Parlare quindi d’influencer e influenza non ha senso, ma a che cosa danno valore le piattaforme citate a inizio post? Klout e gli altri servizi analoghi non misurano certo l’influenza, ma possono avere una qualche utilità nel determinare quali siano le persone con un’audience ampia e mediamente attivi sui Social Network. Possiamo inoltre vedere come queste classifiche vengano usate da chi non conosce molto l’ambiente di riferimento con il quale vuole interagire mentre vengano largamente ignorate dai lavoratori di settore: raramente infatti queste possono dirci qualcosa delle competenze reali delle persone. Coinvolgendo però le persone con un ranking molto elevato, con un Klout superiore a 50 (ammettendo che sia un valore importante) nelleattività di comunicazione probabilmente riuscirò ad ottenere qualche variazione nelle vendite dato che nel mare magnum dei followers, qualche interessato all’acquisto riesco a trovarlo: alla fine si tratta di replicare le stesse logiche della televisione sulle persone, praticamente si diventa degli human mini massmedia Pescare con la dinamite però non è il miglior sistema per ottenere risultati stabili nel tempo, bisogna trovare dei sistemi e delle strategie differenti.

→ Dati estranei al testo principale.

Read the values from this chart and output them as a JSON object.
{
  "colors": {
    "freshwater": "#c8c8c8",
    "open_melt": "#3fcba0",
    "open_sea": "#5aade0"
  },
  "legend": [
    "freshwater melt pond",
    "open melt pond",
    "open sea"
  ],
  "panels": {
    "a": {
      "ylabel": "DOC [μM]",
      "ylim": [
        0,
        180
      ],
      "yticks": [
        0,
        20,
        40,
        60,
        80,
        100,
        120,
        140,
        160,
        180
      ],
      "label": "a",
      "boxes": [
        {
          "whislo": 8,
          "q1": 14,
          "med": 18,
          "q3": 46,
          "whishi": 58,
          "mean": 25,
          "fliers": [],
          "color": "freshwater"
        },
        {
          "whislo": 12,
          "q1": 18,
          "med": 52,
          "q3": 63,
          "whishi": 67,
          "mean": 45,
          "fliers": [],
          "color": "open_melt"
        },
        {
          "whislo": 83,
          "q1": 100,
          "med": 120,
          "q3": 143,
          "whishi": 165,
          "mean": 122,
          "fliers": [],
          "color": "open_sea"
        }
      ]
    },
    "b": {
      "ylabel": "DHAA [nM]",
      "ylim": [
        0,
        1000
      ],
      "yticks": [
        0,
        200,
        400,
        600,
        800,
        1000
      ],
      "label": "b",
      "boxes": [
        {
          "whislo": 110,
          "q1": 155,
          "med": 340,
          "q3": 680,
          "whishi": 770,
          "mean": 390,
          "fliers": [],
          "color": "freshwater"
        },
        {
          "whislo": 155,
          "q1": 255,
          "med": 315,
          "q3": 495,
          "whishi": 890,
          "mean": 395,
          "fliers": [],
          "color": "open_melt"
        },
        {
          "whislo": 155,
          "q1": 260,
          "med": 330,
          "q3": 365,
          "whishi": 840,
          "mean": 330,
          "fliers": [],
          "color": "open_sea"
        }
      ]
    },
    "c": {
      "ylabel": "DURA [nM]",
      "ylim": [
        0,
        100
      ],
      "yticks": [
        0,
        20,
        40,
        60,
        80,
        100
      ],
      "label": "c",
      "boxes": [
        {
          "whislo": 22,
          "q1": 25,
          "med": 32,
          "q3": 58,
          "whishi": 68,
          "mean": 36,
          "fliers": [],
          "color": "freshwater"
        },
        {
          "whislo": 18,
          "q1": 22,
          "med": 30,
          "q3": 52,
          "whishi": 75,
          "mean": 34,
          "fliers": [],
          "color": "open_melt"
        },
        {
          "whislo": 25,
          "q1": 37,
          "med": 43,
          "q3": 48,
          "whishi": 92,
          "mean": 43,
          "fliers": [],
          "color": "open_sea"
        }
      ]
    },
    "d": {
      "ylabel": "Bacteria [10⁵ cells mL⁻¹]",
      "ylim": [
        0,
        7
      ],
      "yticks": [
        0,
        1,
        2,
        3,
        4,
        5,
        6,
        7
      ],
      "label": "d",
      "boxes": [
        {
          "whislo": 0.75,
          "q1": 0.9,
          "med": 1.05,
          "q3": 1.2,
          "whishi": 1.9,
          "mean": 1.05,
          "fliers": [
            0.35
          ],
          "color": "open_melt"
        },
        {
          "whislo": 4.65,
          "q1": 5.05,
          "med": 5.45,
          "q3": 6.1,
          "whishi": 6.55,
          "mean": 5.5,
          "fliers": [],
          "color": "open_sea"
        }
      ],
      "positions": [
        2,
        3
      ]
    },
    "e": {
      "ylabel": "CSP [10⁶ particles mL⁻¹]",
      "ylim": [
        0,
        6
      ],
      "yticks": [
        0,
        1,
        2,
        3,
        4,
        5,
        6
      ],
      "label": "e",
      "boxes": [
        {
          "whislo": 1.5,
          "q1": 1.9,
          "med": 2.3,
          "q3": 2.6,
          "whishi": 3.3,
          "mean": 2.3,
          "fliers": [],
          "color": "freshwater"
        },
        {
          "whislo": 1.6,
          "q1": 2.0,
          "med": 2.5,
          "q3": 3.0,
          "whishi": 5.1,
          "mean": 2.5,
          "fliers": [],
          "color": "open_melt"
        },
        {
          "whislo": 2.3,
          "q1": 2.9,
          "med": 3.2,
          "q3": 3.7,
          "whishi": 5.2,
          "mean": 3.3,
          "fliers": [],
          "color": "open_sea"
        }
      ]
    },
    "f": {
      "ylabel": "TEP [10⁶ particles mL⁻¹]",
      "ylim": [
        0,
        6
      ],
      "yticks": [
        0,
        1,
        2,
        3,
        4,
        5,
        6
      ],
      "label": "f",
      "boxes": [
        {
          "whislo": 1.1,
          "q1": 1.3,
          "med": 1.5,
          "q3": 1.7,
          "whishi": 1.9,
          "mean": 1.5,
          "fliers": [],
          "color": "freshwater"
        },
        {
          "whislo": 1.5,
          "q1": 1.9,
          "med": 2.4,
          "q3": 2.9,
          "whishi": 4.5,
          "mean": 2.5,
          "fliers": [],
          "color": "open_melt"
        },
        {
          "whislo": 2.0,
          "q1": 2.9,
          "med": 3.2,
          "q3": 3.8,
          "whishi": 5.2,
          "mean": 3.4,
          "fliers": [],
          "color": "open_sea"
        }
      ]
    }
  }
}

Avendo presente il modo in cui le persone scelgono posso andare a impostare diverse strategie online e tenere presente che:

  • Ci sono momenti in cui fare leva sul sistema emotivo e altre su quello cognitivo sia nel b2b che nel b2c. In alcune fasi precise le persone hanno bisogno di essere attirate e in altri momenti di essere convinte della bontà del proprio acquisto: sia online che offline questi aspetti devono essere tenuti in considerazione.
  • Usabilità, velocità e prezzo sono fondamentali negli acquisti online. Dato che gli acquisti sono fatti su base emotiva un’interfaccia bella e pulita che mi permetta di completare nella maniera migliore il processo è fondamentale, inoltre il processo deve essere rapido e con un prezzo che non superi il costo di un pranzo (ho ipotizzato 6,99€ come limite). In questo modo l’insula non si attiva, la mente cognitiva non entra in gioco e l’uso della carta di credito aumentano le probabilità d’acquisto degli utenti
  • L’influenza non è misurabile. Le persone compiono in autonomia le proprie scelte e al massimo possono aver bisogno di una spinta all’acquisto che può essere di diverso tipo: riuscire a trovare il giusto messaggio non è facile e richiede analisi, dati e metriche. La comunicazione non si improvvisa.

Detto questo non chiedete più di parlare con gli influencer o, se lo fate, sappiate che le attività che state svolgendo rispondono a logiche da mass media ed evitate di parlare di web 2.0, social media e co. Che sia ben chiaro: in alcuni casi raggiungere il maggior numero di persone è fondamentale, l’importante, come tutte le attività di comunicazione, è che sia definito come obiettivo iniziale senza illudersi che si tradurrà in conversion o visite o in ROI.